Brown also chose a commencement address for her performance: a talk given by famed comedian and talk show host Ellen DeGeneres to the Tulane University Class of 2009. The senior skillfully echoed both the humor and melancholy of DeGeneres as the New Orleans native recalled her career triumphs — DeGeneres was the first female comedian asked to sit next to Johnny Carson after her stand-up routine, high praise from the then “King of Late Night” — and her deepest fears, especially what would happen to her life and her career if the world found out she was gay. 

“And I finally decided,” said Brown, as DeGeneres, “that I was living with so much shame, and so much fear, that I just couldn’t live that way anymore, and I decided to come out and make it creative.” In the spring of 1997, DeGeneres and the character she played on Ellen came out at roughly the same time. 

Sheehan delivered an impassioned performance, choosing for her passage the 1988 “Why We Fight” speech of Vito Russo, a gay rights activist, film historian, and author who co-founded GLAAD, a nonprofit LGBTQ advocacy group, in 1985. His remarks focused on the devastation caused by the 1980s AIDS crisis and the indifference of the general public, the mainstream media, and the federal government. 

“So, if I’m dying from anything,” said Sheehan, as Russo, “I’m dying from homophobia. If I'm dying from anything, I'm dying from racism. If I'm dying from anything, it's from indifference and red tape, because these are the things that are preventing an end to this crisis.” 

Bennett chose award-winning spoken word poet Rudy Francisco for her performance; specifically, the senior chose Francisco’s 2014 rendition of his poem “Complainers,” which emphasizes that “living is a privilege” despite its numerous obstacles, some big and some small.
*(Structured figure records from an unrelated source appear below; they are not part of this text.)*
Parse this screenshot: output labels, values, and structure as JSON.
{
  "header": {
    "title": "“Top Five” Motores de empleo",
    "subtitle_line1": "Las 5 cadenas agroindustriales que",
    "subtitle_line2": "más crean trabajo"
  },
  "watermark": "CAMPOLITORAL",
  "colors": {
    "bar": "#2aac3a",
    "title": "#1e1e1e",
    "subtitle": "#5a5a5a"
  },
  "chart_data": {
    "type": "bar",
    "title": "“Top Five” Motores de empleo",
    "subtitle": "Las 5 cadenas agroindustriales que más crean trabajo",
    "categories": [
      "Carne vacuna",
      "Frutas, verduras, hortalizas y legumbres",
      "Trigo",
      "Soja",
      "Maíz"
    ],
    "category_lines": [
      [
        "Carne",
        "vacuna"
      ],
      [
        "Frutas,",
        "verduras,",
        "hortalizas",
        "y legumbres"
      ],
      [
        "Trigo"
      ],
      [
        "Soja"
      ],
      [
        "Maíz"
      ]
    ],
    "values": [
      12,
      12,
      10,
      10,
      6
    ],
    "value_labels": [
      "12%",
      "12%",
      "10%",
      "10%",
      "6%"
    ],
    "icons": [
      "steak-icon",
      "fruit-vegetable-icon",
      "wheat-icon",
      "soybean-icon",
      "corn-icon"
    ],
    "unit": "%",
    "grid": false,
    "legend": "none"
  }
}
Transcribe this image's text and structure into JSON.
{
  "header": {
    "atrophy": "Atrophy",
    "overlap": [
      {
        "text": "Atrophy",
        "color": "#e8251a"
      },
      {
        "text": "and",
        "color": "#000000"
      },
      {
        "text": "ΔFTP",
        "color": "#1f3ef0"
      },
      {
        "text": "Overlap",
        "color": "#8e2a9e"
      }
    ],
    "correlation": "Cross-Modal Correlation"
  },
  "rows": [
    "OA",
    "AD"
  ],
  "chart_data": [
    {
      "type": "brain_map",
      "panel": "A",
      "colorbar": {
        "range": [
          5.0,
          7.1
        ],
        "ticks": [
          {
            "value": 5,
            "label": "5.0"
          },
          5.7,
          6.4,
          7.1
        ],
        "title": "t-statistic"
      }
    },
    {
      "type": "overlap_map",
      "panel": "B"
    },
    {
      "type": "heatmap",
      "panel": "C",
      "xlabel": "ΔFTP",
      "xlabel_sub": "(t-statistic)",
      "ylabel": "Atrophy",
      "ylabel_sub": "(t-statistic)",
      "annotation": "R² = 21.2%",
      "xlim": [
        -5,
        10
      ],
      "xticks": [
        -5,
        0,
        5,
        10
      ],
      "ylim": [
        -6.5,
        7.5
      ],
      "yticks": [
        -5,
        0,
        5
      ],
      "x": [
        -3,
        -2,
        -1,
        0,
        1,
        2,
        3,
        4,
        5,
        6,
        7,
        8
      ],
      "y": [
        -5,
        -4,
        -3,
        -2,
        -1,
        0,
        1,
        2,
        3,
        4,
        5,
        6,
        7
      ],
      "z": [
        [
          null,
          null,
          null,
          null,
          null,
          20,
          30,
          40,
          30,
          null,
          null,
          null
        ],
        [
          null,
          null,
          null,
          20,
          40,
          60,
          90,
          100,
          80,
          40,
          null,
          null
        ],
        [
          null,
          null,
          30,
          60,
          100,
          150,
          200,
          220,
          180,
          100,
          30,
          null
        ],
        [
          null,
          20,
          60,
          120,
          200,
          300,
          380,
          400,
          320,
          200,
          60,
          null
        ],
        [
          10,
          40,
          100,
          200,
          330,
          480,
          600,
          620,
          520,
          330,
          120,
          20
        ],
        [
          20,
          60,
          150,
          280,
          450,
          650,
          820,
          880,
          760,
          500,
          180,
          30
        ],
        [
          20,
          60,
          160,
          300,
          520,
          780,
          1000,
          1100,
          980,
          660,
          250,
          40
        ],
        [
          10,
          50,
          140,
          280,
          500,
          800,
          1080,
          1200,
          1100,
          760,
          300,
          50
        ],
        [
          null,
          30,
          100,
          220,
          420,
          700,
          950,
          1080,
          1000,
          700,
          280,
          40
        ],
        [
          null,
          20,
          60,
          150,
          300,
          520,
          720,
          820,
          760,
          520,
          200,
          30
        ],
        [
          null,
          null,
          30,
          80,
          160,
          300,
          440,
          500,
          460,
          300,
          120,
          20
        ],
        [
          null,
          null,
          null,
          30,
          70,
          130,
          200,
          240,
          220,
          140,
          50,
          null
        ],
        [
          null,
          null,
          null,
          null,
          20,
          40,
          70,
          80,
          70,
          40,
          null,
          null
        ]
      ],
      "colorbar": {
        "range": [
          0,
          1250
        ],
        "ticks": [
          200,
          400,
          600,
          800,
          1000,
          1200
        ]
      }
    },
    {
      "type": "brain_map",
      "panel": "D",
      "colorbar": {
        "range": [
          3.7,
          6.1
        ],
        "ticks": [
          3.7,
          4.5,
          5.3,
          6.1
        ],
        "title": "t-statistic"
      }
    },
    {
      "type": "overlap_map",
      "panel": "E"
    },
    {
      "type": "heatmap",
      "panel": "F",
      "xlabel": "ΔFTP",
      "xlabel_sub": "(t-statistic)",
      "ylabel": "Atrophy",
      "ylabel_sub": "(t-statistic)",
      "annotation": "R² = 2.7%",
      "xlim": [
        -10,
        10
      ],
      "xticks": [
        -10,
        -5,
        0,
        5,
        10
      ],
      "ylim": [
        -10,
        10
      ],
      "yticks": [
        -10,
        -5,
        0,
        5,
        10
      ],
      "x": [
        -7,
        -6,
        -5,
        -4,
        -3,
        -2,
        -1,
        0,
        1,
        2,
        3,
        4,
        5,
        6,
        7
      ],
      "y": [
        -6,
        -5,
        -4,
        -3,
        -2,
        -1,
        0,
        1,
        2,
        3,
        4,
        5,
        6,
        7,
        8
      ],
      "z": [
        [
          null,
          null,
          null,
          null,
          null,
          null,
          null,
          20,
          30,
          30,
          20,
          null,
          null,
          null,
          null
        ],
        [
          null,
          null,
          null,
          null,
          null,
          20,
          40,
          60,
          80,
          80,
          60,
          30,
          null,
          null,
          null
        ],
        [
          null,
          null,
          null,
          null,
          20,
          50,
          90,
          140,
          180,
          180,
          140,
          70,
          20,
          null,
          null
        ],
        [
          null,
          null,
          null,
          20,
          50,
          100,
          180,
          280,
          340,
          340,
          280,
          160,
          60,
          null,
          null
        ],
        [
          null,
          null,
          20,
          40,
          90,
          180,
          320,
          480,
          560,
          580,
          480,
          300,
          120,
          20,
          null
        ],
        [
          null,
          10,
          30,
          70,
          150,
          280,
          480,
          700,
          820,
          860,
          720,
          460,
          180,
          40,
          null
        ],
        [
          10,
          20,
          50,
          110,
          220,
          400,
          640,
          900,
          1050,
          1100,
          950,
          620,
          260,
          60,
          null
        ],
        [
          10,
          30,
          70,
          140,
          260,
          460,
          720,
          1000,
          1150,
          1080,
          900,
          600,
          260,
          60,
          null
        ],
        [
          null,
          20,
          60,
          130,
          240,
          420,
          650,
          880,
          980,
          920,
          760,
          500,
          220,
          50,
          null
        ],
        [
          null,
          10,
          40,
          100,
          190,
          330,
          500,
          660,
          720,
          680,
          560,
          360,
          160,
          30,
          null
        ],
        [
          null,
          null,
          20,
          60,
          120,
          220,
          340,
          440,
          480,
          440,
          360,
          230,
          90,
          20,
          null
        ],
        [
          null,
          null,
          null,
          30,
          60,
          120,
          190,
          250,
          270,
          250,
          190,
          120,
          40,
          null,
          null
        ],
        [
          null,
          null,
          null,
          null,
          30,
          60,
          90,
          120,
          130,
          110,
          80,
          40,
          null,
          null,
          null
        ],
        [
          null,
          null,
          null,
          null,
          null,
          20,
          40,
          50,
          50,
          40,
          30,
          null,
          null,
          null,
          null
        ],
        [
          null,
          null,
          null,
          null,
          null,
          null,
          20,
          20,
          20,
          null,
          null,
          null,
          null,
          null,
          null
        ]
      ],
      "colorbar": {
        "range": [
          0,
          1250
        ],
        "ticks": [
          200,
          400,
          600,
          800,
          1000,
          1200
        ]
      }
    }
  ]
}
At one point, channeling the words of Francisco, Bennett admonishes those who make mountains out of molehills when it comes to life’s challenges. 

Clare Hayes '24

“Tell me about the traffic,” says Bennett, as Francisco. “Tell me about your boss. Tell me about the job you’ve been trying to quit for the past four years. Tell me the morning is just a townhouse burning to the ground and the snooze button is a fire extinguisher. Tell me the alarm clock stole the keys to your smile, drove it into 7 a.m., and the crash totaled your happiness. Tell me! Tell me! Tell me, how blessed are we to have tragedies so small it (sic) can fit on the tips of our tongues?” 

The competition actually saw two more fine performances from seniors as Ashley Johnson and Teddy Cohen ably served as the event’s emcees. Johnson even performed the Elton John classic “I’m Still Standing” as the votes, cast via smartphone, were being tabulated. Upper School science teacher Jim MacVarish P ‘11 then lowered the results from the balcony to the stage via a bucket tied to a rope. 

All seniors take part in Words That Changed the World in their English classes, and the five finalists earn their spots by a vote of their classmates. 

The Words That Changed the World competition represents the senior component of Thayer’s commitment to leadership communication and public speaking across all grade levels. The sequenced array of curricular opportunities, which begins in fifth grade, develops not only effective public presentation skills but highlights the art of storytelling, the value of connecting with multiple audiences, and the importance of articulating ideas in impactful ways.